Kabacan massacre
- Date: August 29, 2020
- Time: 12:20pm (UTC+8)
- Venue: Aringay Road, University of Southern Mindanao
- Location: Kabacan, Cotabato, Philippines; 7°7′15.3″N 124°49′37″E﻿ / ﻿7.120917°N 124.82694°E;
- Also known as: Kabacan 9 massacre
- Type: Massacre
- Motive: Unknown
- Deaths: 9 (inc. 1 death in hospital)

= Kabacan massacre =

The Kabacan massacre refers to the killing of nine unarmed Moro men by at least five unidentified individuals in the town of Kabacan in Cotabato, Philippines on August 29, 2020.

==Background==
On August 29, 2020, at around 12:20pm (UTC+8), nine Moro farmers were shot near a granary along Aringay Road within University of Southern Mindanao (USM) campus in Kabacan, Cotabato by at least five unidentified individuals. All but one died on the sport with the sole survivor dying in a hospital a few hours later.

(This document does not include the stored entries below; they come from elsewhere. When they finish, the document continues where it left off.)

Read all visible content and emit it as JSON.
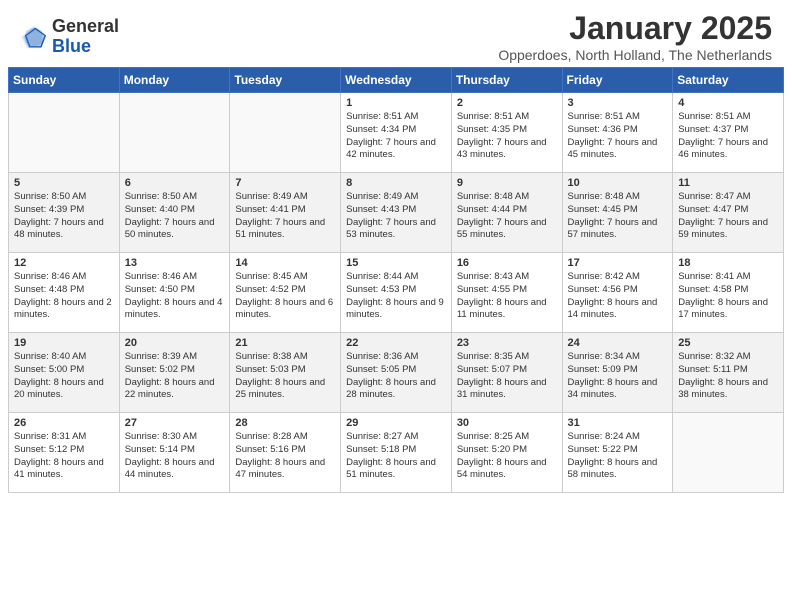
{
  "header": {
    "logo_general": "General",
    "logo_blue": "Blue",
    "month_title": "January 2025",
    "location": "Opperdoes, North Holland, The Netherlands"
  },
  "weekdays": [
    "Sunday",
    "Monday",
    "Tuesday",
    "Wednesday",
    "Thursday",
    "Friday",
    "Saturday"
  ],
  "weeks": [
    [
      {
        "day": "",
        "info": ""
      },
      {
        "day": "",
        "info": ""
      },
      {
        "day": "",
        "info": ""
      },
      {
        "day": "1",
        "info": "Sunrise: 8:51 AM\nSunset: 4:34 PM\nDaylight: 7 hours and 42 minutes."
      },
      {
        "day": "2",
        "info": "Sunrise: 8:51 AM\nSunset: 4:35 PM\nDaylight: 7 hours and 43 minutes."
      },
      {
        "day": "3",
        "info": "Sunrise: 8:51 AM\nSunset: 4:36 PM\nDaylight: 7 hours and 45 minutes."
      },
      {
        "day": "4",
        "info": "Sunrise: 8:51 AM\nSunset: 4:37 PM\nDaylight: 7 hours and 46 minutes."
      }
    ],
    [
      {
        "day": "5",
        "info": "Sunrise: 8:50 AM\nSunset: 4:39 PM\nDaylight: 7 hours and 48 minutes."
      },
      {
        "day": "6",
        "info": "Sunrise: 8:50 AM\nSunset: 4:40 PM\nDaylight: 7 hours and 50 minutes."
      },
      {
        "day": "7",
        "info": "Sunrise: 8:49 AM\nSunset: 4:41 PM\nDaylight: 7 hours and 51 minutes."
      },
      {
        "day": "8",
        "info": "Sunrise: 8:49 AM\nSunset: 4:43 PM\nDaylight: 7 hours and 53 minutes."
      },
      {
        "day": "9",
        "info": "Sunrise: 8:48 AM\nSunset: 4:44 PM\nDaylight: 7 hours and 55 minutes."
      },
      {
        "day": "10",
        "info": "Sunrise: 8:48 AM\nSunset: 4:45 PM\nDaylight: 7 hours and 57 minutes."
      },
      {
        "day": "11",
        "info": "Sunrise: 8:47 AM\nSunset: 4:47 PM\nDaylight: 7 hours and 59 minutes."
      }
    ],
    [
      {
        "day": "12",
        "info": "Sunrise: 8:46 AM\nSunset: 4:48 PM\nDaylight: 8 hours and 2 minutes."
      },
      {
        "day": "13",
        "info": "Sunrise: 8:46 AM\nSunset: 4:50 PM\nDaylight: 8 hours and 4 minutes."
      },
      {
        "day": "14",
        "info": "Sunrise: 8:45 AM\nSunset: 4:52 PM\nDaylight: 8 hours and 6 minutes."
      },
      {
        "day": "15",
        "info": "Sunrise: 8:44 AM\nSunset: 4:53 PM\nDaylight: 8 hours and 9 minutes."
      },
      {
        "day": "16",
        "info": "Sunrise: 8:43 AM\nSunset: 4:55 PM\nDaylight: 8 hours and 11 minutes."
      },
      {
        "day": "17",
        "info": "Sunrise: 8:42 AM\nSunset: 4:56 PM\nDaylight: 8 hours and 14 minutes."
      },
      {
        "day": "18",
        "info": "Sunrise: 8:41 AM\nSunset: 4:58 PM\nDaylight: 8 hours and 17 minutes."
      }
    ],
    [
      {
        "day": "19",
        "info": "Sunrise: 8:40 AM\nSunset: 5:00 PM\nDaylight: 8 hours and 20 minutes."
      },
      {
        "day": "20",
        "info": "Sunrise: 8:39 AM\nSunset: 5:02 PM\nDaylight: 8 hours and 22 minutes."
      },
      {
        "day": "21",
        "info": "Sunrise: 8:38 AM\nSunset: 5:03 PM\nDaylight: 8 hours and 25 minutes."
      },
      {
        "day": "22",
        "info": "Sunrise: 8:36 AM\nSunset: 5:05 PM\nDaylight: 8 hours and 28 minutes."
      },
      {
        "day": "23",
        "info": "Sunrise: 8:35 AM\nSunset: 5:07 PM\nDaylight: 8 hours and 31 minutes."
      },
      {
        "day": "24",
        "info": "Sunrise: 8:34 AM\nSunset: 5:09 PM\nDaylight: 8 hours and 34 minutes."
      },
      {
        "day": "25",
        "info": "Sunrise: 8:32 AM\nSunset: 5:11 PM\nDaylight: 8 hours and 38 minutes."
      }
    ],
    [
      {
        "day": "26",
        "info": "Sunrise: 8:31 AM\nSunset: 5:12 PM\nDaylight: 8 hours and 41 minutes."
      },
      {
        "day": "27",
        "info": "Sunrise: 8:30 AM\nSunset: 5:14 PM\nDaylight: 8 hours and 44 minutes."
      },
      {
        "day": "28",
        "info": "Sunrise: 8:28 AM\nSunset: 5:16 PM\nDaylight: 8 hours and 47 minutes."
      },
      {
        "day": "29",
        "info": "Sunrise: 8:27 AM\nSunset: 5:18 PM\nDaylight: 8 hours and 51 minutes."
      },
      {
        "day": "30",
        "info": "Sunrise: 8:25 AM\nSunset: 5:20 PM\nDaylight: 8 hours and 54 minutes."
      },
      {
        "day": "31",
        "info": "Sunrise: 8:24 AM\nSunset: 5:22 PM\nDaylight: 8 hours and 58 minutes."
      },
      {
        "day": "",
        "info": ""
      }
    ]
  ]
}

The nine men reportedly were told to alight from their motorcycles by the suspects who proceeded to shoot at the victims using high powered firearms.

==Perpetrators and motive==
The perpetrators of the Kabacan massacre are undetermined although what is known is at least five individuals were involved in the killings. The Kabacan Police released a report which concluded that the assailants were equipped with high powered firearms such as M-16 Armalite rifle, Carbine rifle and caliber .45 pistol based from 32 empty shells retrieved from the crime scene. Initially the incident was reported as a rido or clan feud by authorities but it was established that there was no gunfight and that the victims were gunned down by the suspects.

The Region 12 office of the Commission on Human Rights (CHR) says that the local police might be responsible for the killing citing a "dying declaration" it retrieved from the relatives of the ninth victim who died in a hospital alleging that police officers were responsible for the incident.

==Response==
The Philippine National Police said that the law enforcement agency will be conducting an investigation on the matter. A special task force was formed led by Cotabato Police Provincial Office head Henry Villar heading to a marching order by Cotabato Governor Nancy Catamco to identify and arrest the suspects of the killings. The Philippine Army in Cotabato province also launched its own investigation reasoning that the incident might escalate tensions and hamper its "peace and development efforts".

CHR Region 12 launched its own probe on the incident and has considered the incident as a case of "extrajudicial killing" and is considering filing charges against the local police. The human rights body said that even if the local police was found not liable for the killings itself, it may consider indicting them for negligence if they find the police's response to the case as inefficient.

Bangsamoro Chief Minister Murad Ebrahim also directed Public Order and Safety Minister Hussein Muñoz to form and lead a body tasked to investigate the massacre. He also called on the Bangsamoro Human Rights Commission to conduct its own investigation.

The formed PNP task force is aiming to dispel reports that the police is responsible for the killings as "fake news".

==Reactions==
Several sectors of the local community including the Moro National Liberation Front, the Roman Catholic Diocese of Kidapawan, and the CBCP National Secretariat on Social Action has urged an independent probe on the killings.

The Bangsamoro regional government condemned the killings despite the massacre happening outside its jurisdiction since that the victims were identified as Moros.